Dale Abbey - Off No Man's Lane
w/e 30 October 2005
All this week's pictures were taken with a Kodak DX6490
No Man's Lane Sign

Maywood Golf Club

The main access to Maywood Golf Club is off Rushey Lane at Risley but we reached it via a footpath from No Man's Lane on the high ground bounded by the Erewash and Derwent Valleys above Stanton By Dale. The views from the golf course also extend over Long Eaton across the Trent Valley to where the power station at Ratcliffe On Soar, some five miles distant as the proverbial crow flies, is clearly visible.
Farmland

The Golf Club is one of the newer ones in the area being established as recently as 1990; prior to that the land that it now occupies was part of Maywood Farm.
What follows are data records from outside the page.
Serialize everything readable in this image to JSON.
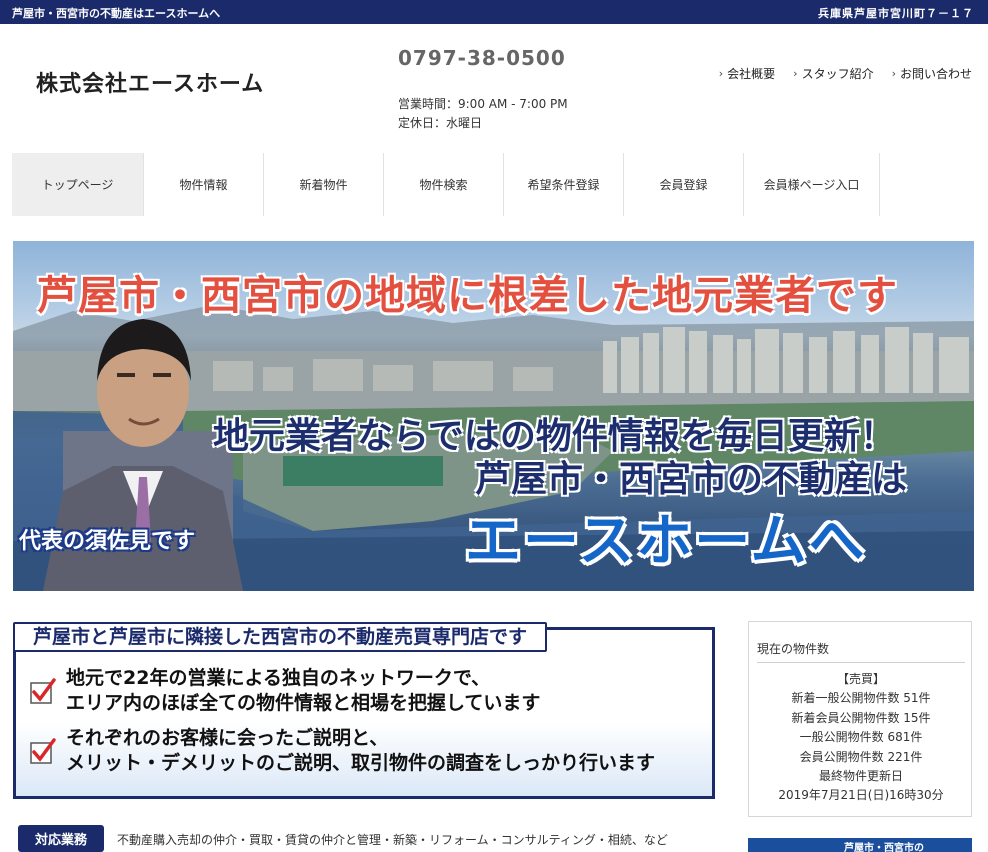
{
  "topbar": {
    "tagline": "芦屋市・西宮市の不動産はエースホームへ",
    "address": "兵庫県芦屋市宮川町７－１７"
  },
  "header": {
    "company_name": "株式会社エースホーム",
    "phone": "0797-38-0500",
    "hours": "営業時間：9:00 AM - 7:00 PM",
    "holiday": "定休日：水曜日",
    "links": [
      {
        "label": "会社概要"
      },
      {
        "label": "スタッフ紹介"
      },
      {
        "label": "お問い合わせ"
      }
    ]
  },
  "nav": {
    "items": [
      {
        "label": "トップページ",
        "active": true
      },
      {
        "label": "物件情報"
      },
      {
        "label": "新着物件"
      },
      {
        "label": "物件検索"
      },
      {
        "label": "希望条件登録"
      },
      {
        "label": "会員登録"
      },
      {
        "label": "会員様ページ入口"
      }
    ]
  },
  "hero": {
    "headline": "芦屋市・西宮市の地域に根差した地元業者です",
    "line2": "地元業者ならではの物件情報を毎日更新！",
    "line3": "芦屋市・西宮市の不動産は",
    "line4": "エースホームへ",
    "caption": "代表の須佐見です"
  },
  "feature": {
    "heading": "芦屋市と芦屋市に隣接した西宮市の不動産売買専門店です",
    "points": [
      {
        "line1": "地元で22年の営業による独自のネットワークで、",
        "line2": "エリア内のほぼ全ての物件情報と相場を把握しています"
      },
      {
        "line1": "それぞれのお客様に会ったご説明と、",
        "line2": "メリット・デメリットのご説明、取引物件の調査をしっかり行います"
      }
    ]
  },
  "sidebar": {
    "title": "現在の物件数",
    "section": "【売買】",
    "stats": [
      "新着一般公開物件数 51件",
      "新着会員公開物件数 15件",
      "一般公開物件数 681件",
      "会員公開物件数 221件",
      "最終物件更新日",
      "2019年7月21日(日)16時30分"
    ],
    "banner_text": "芦屋市・西宮市の"
  },
  "services": {
    "badge": "対応業務",
    "text": "不動産購入売却の仲介・買取・賃貸の仲介と管理・新築・リフォーム・コンサルティング・相続、など"
  },
  "colors": {
    "navy": "#1b2a6b",
    "check_red": "#d9262a",
    "hero_red": "#e4503f",
    "hero_blue": "#1467c9"
  }
}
The field between the golf course and No Man's Lane through which the footpath runs is still farmed today and was full of a crop of what looked like young broad bean plants.
Trig Point

Hidden by the hedge where the path meets the lane is a trig point, one of over 6000 in the UK. Trig points or triangulation pillars (see Wikipedia article) were erected by the Ordnance Survey to give surveyors a reference point in the days before electronic positioning aids such as GPS were available. This one is now partly obscured by the hedge but the rather spooky looking dead tree is a good guide to its position.


A little further down the lane towards Dale Abbey a couple of flower filled pots and a tea pot sitting on an old coffee table provide an enchanting welcome at Sandiacre Lodge Farm.
The Midshires Way

The long distance footpath known as The Midshires Way runs by the side of the farm and even though these photos were taken on the warmest October day in the UK for over a hundred years, recent heavy rain had left the track waterlogged despite still being on relatively high ground.
Rolling Landscape

It was worth the walk along the track though for the fine vistas over the gently undulating contours of the rolling landscape in this part of south east Derbyshire. Cattle lying in the fields were perhaps a warning that further precipitation was on the way. And they were not wrong either!